Nein, ich bin klar gegen die Privatisierung. Ich glaube aber, dass die Befürworter einer Aufsplittung darin den ersten Schritt zur Privatisierung sehen. Aus meiner Sicht dürfen die Bereiche, welche für die Allgemeinheit wichtig sind, nicht privatisiert werden. Leider haben eben die Anhänger von Privatisierungen nicht unrecht, wenn sie sagen, Monopole neigen zur Ineffizienz, genauso, wie ihre Aussage, dass Privatisierungen zu besserer Qualität und tieferen Preisen führt, halt auch nicht generell zutrifft.
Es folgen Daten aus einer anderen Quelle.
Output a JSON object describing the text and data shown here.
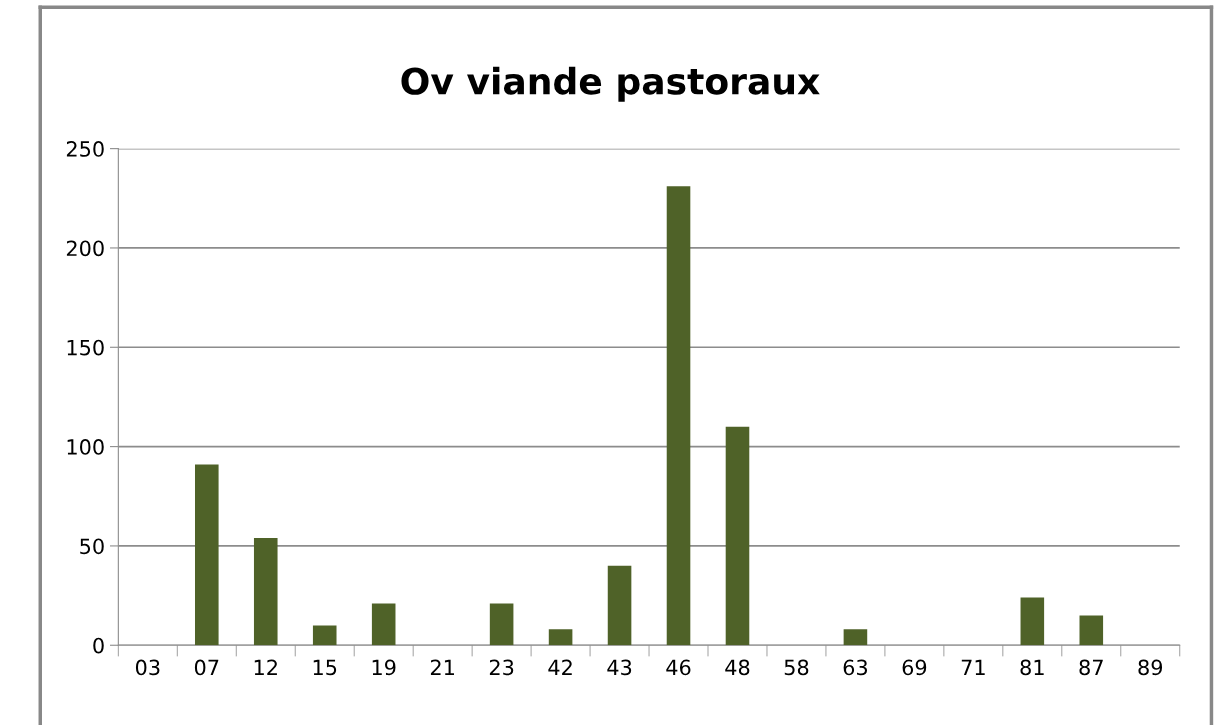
{
  "chart_data": {
    "type": "bar",
    "title": "Ov viande pastoraux",
    "categories": [
      "03",
      "07",
      "12",
      "15",
      "19",
      "21",
      "23",
      "42",
      "43",
      "46",
      "48",
      "58",
      "63",
      "69",
      "71",
      "81",
      "87",
      "89"
    ],
    "values": [
      0,
      91,
      54,
      10,
      21,
      0,
      21,
      8,
      40,
      231,
      110,
      0,
      8,
      0,
      0,
      24,
      15,
      0
    ],
    "color": "#4f6228",
    "ylim": [
      0,
      250
    ],
    "yticks": [
      0,
      50,
      100,
      150,
      200,
      250
    ],
    "grid": "y",
    "legend": false
  }
}
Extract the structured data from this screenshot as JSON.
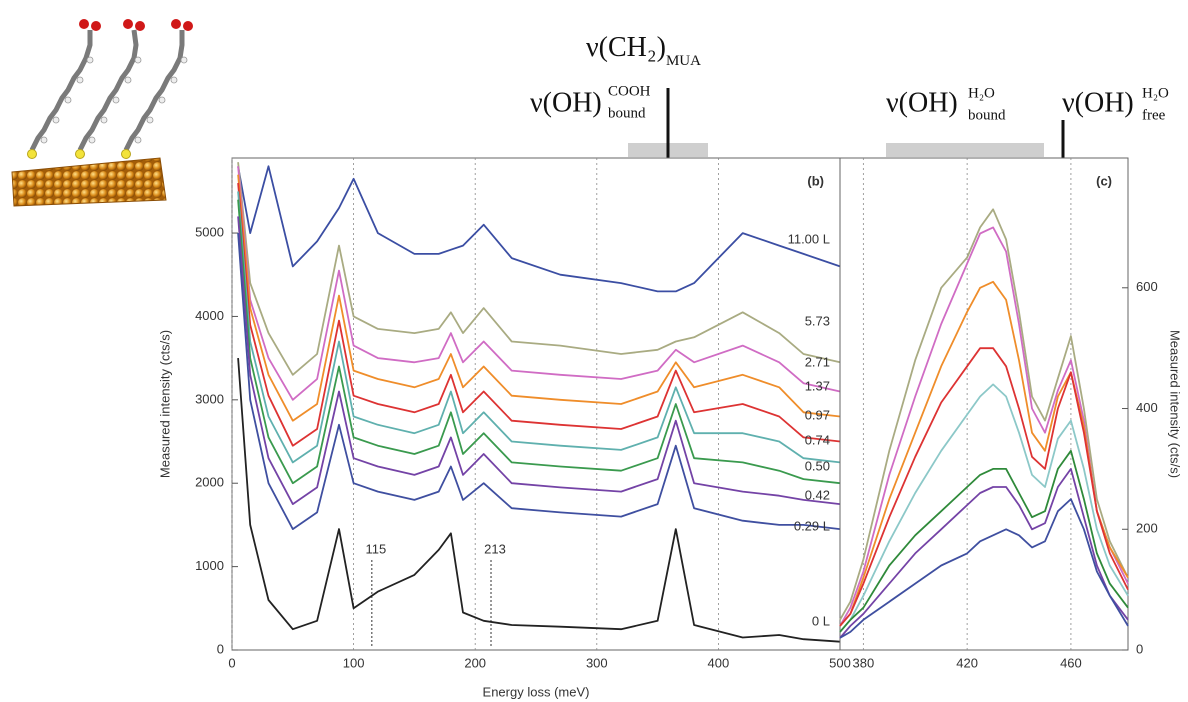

Es gibt effiziente Monopole und gute private Anbieter kein Zweifel, die Frage ist, wie wir einen ineffizienten Laden zu mehr Effizienz bringen können, gerade wenn es sich um einen Grossbetrieb handelt, bei dem mit viel Widerstand aus den eigenen Reihen zu rechnen ist, weil Veränderung mit Verschlechterung (mehr Arbeit, andere Aufgaben etc) gleichgesetzt wird.
Wir mussten damals alle in eine Art Dienstleistungskurs. Das war mehr ein Gespräch über die Zukunft, so wie wir sein wollen und was uns wichtig ist. Jeder musste gehen und manch einer sah darin eine Kriegserklärung, damit meine ich Totalverweigerung und unaufhörliches Gemotze. Lokführer waren damals eine ganz schwierige Spezies, ich denke, da hat sich über die Jahre einiges getan.